According to the designer Tokujin Yoshioka, this shade represents the feelings evoked by Paris, but also instills the emotions he hopes the space brings its visitors. It’s created through the use of bright orange aluminum sheets, which are applied across the walls of the two-floor boutique.

“In Issey Miyake’s flagship stores around the world, I’ve tried to incorporate symbolic colors into the space that evoke the city in which they are located,” Yoshioka tells Hypebeast. “This orange is also the color of the sun, which gives a sense of energy for the future.”

In addition, the use of a bright colour juxtaposes the rest of the 19th century space. This blending of the old and the new was a foundational concept to the overall interior design, and manifests in other details dotted around the building – from clear glass furniture, to traditional terrazzo flooring. From the outside, however, it was important that the building appeared much as it would’ve done when it was designed some 200 years ago.

“I like to think about history and the future, and times not experienced by people today,” Yoshioka says. “I wanted to create a space that symbolizes energy for the future to represent the brand by retaining historical elements such as the façade and structural elements while contrasting and merging them with the contemporary interior.”

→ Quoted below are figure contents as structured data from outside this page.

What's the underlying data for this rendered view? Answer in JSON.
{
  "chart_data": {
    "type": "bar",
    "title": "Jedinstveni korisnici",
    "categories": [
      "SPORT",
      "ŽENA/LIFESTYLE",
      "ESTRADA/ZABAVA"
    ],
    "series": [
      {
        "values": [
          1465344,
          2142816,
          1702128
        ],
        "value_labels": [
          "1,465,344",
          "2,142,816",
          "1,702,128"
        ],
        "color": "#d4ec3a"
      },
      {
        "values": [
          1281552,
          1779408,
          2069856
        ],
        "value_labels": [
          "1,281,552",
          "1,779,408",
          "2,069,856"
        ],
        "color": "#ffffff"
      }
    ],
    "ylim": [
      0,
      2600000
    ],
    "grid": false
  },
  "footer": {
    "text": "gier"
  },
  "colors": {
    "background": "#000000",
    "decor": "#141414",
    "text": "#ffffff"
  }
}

“I try to create spaces that have never been seen before”

As you’d expect with a Yoshioka project, the store is minimalistic in style. Long rails are crafted from brushed metal, mirrors sit flush to the wall, and display surfaces are made out of glass panels. In the centre of the store, beige-toned stools allow for a perching spot, and are inconspicuous enough as to not interfere with the rest of the design. “The space is designed to be minimalistic and the details are designed to give the impression of lightness,” the designer says.”For example, the clear glass furniture and long hanger rails are designed to give the appearance of clothes floating lightly in the air.”

The Paris flagship is the latest in a long string of collaborations between the Japanese designer and fashion label. Yoshioka met Issey Miyake over three decades ago, when he studied under himself and Shiro Kuramata – the creator of the iconic Miss Blanche chair.

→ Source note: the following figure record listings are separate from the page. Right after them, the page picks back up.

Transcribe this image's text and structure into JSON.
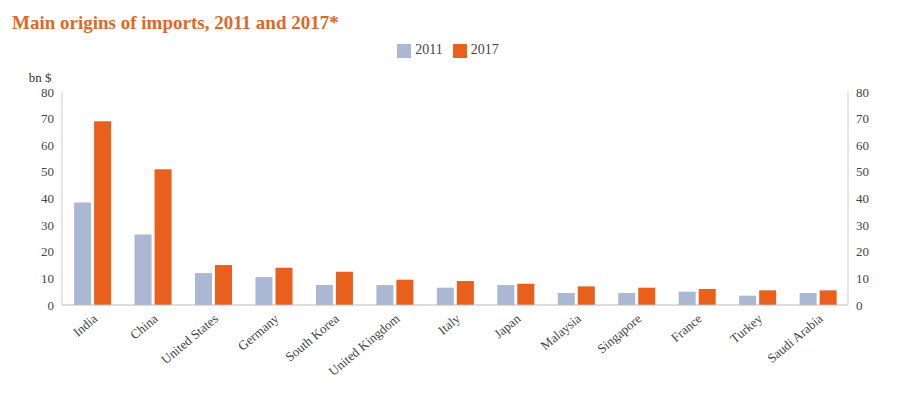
{
  "chart_data": {
    "type": "bar",
    "title": "Main origins of imports, 2011 and 2017*",
    "y_label": "bn $",
    "categories": [
      "India",
      "China",
      "United States",
      "Germany",
      "South Korea",
      "United Kingdom",
      "Italy",
      "Japan",
      "Malaysia",
      "Singapore",
      "France",
      "Turkey",
      "Saudi Arabia"
    ],
    "series": [
      {
        "name": "2011",
        "color": "#aab8d4",
        "values": [
          38.5,
          26.5,
          12,
          10.5,
          7.5,
          7.5,
          6.5,
          7.5,
          4.5,
          4.5,
          5,
          3.5,
          4.5
        ]
      },
      {
        "name": "2017",
        "color": "#e8601c",
        "values": [
          69,
          51,
          15,
          14,
          12.5,
          9.5,
          9,
          8,
          7,
          6.5,
          6,
          5.5,
          5.5
        ]
      }
    ],
    "ylim": [
      0,
      80
    ],
    "yticks": [
      0,
      10,
      20,
      30,
      40,
      50,
      60,
      70,
      80
    ],
    "y2lim": [
      0,
      80
    ],
    "y2ticks": [
      0,
      10,
      20,
      30,
      40,
      50,
      60,
      70,
      80
    ],
    "legend": "top",
    "grid": false
  }
}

“I actually met Issey Miyake through Shiro Kuramata,” Yoshioka – who was born in 1967 – recalls. “At Mr. Miyake’s studio, I was designing accessories such as hats and bags for the Paris Collection, and I was in charge of the installations for the exhibitions, including the “Making Things” exhibition held at the Fondation Cartier pour l’art contemporain.” In the years since, the designer has kept a close relationship with the brand, and has gone on to create flagship stores in Tokyo, Milan, and London, among others.

But when designing spaces for a brand that makes minimalism its mission, where do you look for fresh inspiration? “In Issey Miyake’s work, I have always noticed the challenge of new expressions,” he says. “In response to this characteristic, I try to create spaces that have never been seen before.”

The new Issey Miyake store is located on 28 rue François 1er, and opens to the public on February 26.